Phil Nadeau - Analyst
Okay. Great. And then the last question is just on SUPPRESS. Can you remind us whether you are seeing blinded data from SUPPRESS, and if you are, whether you would be willing to discuss how you think the diarrhea prophylaxis is working, whether it is controlling the rates of diarrhea as you had hoped in a blinded manner?
Michelle Berrey - President, CEO, Chief Medical Officer
We are, of course, seeing the blinded SAEs from this patient population, and we have a DSMB is that meeting regularly, with a focus on looking at the potential for the toxicity, and of course, the GI profile. The DSMB, as we have discussed is only looking at safety. They are not looking at efficacy, because we didn't want them to stop the study short if we did hit that primary end point early. So in their review of the safety data to date, and of course, they would be unblinded data, they have not felt there was a need to have any changes in our current protocol, or the SMMP.
Phil Nadeau - Analyst
Great. Thanks for taking my questions.
Michelle Berrey - President, CEO, Chief Medical Officer
Thanks, Phil.
Operator
Thank you. I'm showing to further questions at this time, I would like to hand the call over to Michelle Berrey for any closing remarks.

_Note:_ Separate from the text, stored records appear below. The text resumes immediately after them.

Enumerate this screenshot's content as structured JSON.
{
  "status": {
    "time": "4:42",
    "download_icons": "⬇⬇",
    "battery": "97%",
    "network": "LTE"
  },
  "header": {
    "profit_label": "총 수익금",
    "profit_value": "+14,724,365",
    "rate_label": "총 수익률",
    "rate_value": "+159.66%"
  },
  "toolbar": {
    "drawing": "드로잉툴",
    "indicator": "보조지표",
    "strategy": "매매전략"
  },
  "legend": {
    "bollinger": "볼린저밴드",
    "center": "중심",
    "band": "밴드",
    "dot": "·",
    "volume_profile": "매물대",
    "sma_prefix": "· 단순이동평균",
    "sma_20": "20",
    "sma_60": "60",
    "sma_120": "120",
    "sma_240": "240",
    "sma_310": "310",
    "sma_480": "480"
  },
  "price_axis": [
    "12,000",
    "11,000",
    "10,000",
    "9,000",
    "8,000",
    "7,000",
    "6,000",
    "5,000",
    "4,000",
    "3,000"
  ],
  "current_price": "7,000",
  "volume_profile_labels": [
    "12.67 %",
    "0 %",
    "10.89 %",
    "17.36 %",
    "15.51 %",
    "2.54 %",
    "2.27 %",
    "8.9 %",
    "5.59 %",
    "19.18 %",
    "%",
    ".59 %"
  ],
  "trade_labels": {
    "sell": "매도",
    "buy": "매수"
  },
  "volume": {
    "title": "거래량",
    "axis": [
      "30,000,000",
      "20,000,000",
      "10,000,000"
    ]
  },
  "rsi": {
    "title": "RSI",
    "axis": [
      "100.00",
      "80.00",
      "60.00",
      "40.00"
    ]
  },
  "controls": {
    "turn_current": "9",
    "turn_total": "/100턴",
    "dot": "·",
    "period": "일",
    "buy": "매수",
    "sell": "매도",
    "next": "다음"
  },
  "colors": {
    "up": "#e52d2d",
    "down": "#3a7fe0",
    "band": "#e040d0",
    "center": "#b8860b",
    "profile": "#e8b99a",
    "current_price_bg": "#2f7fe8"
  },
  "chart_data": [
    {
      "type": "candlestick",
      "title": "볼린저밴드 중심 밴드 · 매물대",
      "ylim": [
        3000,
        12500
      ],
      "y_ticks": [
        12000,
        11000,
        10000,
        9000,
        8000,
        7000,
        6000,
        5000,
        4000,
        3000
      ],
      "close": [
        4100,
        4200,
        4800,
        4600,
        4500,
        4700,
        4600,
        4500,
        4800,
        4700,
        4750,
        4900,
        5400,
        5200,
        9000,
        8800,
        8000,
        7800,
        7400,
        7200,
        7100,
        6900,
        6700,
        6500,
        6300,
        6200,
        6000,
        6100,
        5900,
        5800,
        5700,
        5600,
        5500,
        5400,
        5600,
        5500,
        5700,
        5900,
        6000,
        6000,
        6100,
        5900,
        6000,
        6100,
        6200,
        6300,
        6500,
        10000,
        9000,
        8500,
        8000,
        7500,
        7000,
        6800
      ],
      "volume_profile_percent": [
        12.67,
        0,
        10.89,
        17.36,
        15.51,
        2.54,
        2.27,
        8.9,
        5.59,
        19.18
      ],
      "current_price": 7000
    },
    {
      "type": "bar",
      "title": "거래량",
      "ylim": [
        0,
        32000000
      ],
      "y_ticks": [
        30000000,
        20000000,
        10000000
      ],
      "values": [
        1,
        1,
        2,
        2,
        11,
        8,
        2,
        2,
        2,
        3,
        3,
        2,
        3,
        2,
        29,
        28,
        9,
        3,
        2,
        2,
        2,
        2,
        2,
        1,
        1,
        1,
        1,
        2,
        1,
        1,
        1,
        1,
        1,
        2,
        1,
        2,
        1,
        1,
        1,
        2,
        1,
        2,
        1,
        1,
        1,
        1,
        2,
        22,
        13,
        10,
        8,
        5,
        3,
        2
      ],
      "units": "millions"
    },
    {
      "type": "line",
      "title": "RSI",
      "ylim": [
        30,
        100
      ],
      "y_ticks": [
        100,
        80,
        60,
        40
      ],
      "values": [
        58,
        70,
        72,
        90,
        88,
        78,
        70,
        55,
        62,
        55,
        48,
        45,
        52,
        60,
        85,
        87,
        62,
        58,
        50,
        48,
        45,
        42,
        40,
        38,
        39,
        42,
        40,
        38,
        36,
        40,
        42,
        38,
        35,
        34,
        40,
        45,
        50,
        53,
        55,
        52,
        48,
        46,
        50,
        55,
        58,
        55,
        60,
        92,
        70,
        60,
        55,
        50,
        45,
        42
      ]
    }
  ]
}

Michelle Berrey - President, CEO, Chief Medical Officer
So thank you very much for the attention this morning, and for all of the great questions. It's a great opportunity for us to share with you what has been a pretty busy quarter and beginning for 2014. We are very excited about the ongoing activity with SUPPRESS, with our adenovirus pivotal trial, and the opportunity for us to work closely with the FDA to really get this program moving forward very aggressively, and again, with the solid organ transplant in the months to come. So again, thank you, and have a good day.
Operator
Ladies and gentlemen, thank you for participating in today's conference. This does conclude today's program. You may now disconnect. Thank you. Have a great day.